Verkhovna Rada Chairman Andriy Parubiy has said that the adoption by the Ukrainian parliament in 2017 of the decision on membership in the alliance was the key impetus to NATO’s decision to grant Ukraine the status of an aspirant country.

“Good news. Congratulations to everyone! Ukraine has been granted the status of an aspirant country for joining NATO! I am sincerely happy and proud that the Verkhovna Rada decision of June 8, 2017, which I initiated, regarding Ukraine’s membership of NATO as Ukraine’s strategic goal has become a key impetus for this. Step by step, we are irreversibly moving to our goal. Ukraine will be a NATO member,” Parubiy wrote on his Facebook page on Saturday.

Deputy Prime Minister for European and Euro-Atlantic Integration Ivanna Klympush-Tsintsadze, in turn, said after negotiations with NATO Deputy Secretary General Rose Gottemoeller that the alliance had officially recognized Ukraine’s aspiration for gaining full membership in this organization, securing its status as an aspirant country.

“It’s a long way from recognition of ambitions to membership, and it consists primarily of internal work, but we can successfully pass it if we change the country purposefully in line with democratic, social, economic, political and, of course, military principles and approaches of NATO,” Klympush-Tsintsadze was quoted as saying by her press service on Saturday.

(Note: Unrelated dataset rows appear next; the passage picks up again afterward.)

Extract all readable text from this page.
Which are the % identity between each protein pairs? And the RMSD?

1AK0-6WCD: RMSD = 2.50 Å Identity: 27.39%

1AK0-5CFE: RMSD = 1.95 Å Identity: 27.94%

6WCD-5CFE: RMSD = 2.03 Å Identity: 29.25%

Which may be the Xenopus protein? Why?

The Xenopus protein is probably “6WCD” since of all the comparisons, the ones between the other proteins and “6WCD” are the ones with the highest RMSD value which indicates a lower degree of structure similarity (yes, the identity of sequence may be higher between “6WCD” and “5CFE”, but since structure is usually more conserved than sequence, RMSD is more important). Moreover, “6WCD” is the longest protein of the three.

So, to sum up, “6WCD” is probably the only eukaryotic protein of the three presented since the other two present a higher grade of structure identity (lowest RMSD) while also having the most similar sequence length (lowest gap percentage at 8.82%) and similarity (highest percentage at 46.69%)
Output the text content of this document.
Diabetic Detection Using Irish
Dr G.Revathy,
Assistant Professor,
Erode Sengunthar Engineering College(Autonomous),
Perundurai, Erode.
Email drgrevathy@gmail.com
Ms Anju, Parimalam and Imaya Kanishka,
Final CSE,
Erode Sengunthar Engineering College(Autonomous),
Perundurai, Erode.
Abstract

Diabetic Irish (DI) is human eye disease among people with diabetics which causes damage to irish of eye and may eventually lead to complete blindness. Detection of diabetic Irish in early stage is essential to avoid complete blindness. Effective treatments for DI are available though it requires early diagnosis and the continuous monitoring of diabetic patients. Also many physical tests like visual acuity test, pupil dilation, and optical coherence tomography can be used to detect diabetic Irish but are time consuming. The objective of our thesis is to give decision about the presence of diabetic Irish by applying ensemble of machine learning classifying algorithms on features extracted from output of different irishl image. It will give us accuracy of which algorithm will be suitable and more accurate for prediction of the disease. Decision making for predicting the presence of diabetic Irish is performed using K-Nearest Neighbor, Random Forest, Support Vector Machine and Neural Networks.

It was reported on March 10 that NATO had recognized Ukraine’s aspirant country status.

“Currently, four partner countries have declared their aspirations to NATO membership: Bosnia and Herzegovina, Georgia, the former Yugoslav Republic of Macedonia and Ukraine,” reads a report posted on NATO’s website.

The status of “aspirant country” means that countries that declared their aspirations to accede to the alliance are first invited to join an intensified dialogue with NATO on reforms needed for this.

On June 8, 2017, the Verkhovna Rada voted in favor of forging deeper ties with NATO with the aim of gaining membership in this organization as a central goal of Ukraine’s foreign policy. The relevant bill, No. 6470, which amends several legislative acts regulating Ukraine’s foreign policy, was supported by 276 deputies.

The document envisages amendments to the July 1, 2010 law on the main principles of Ukraine’s domestic and foreign policy and the June 19, 2003 law on the main principles of the country’s national security.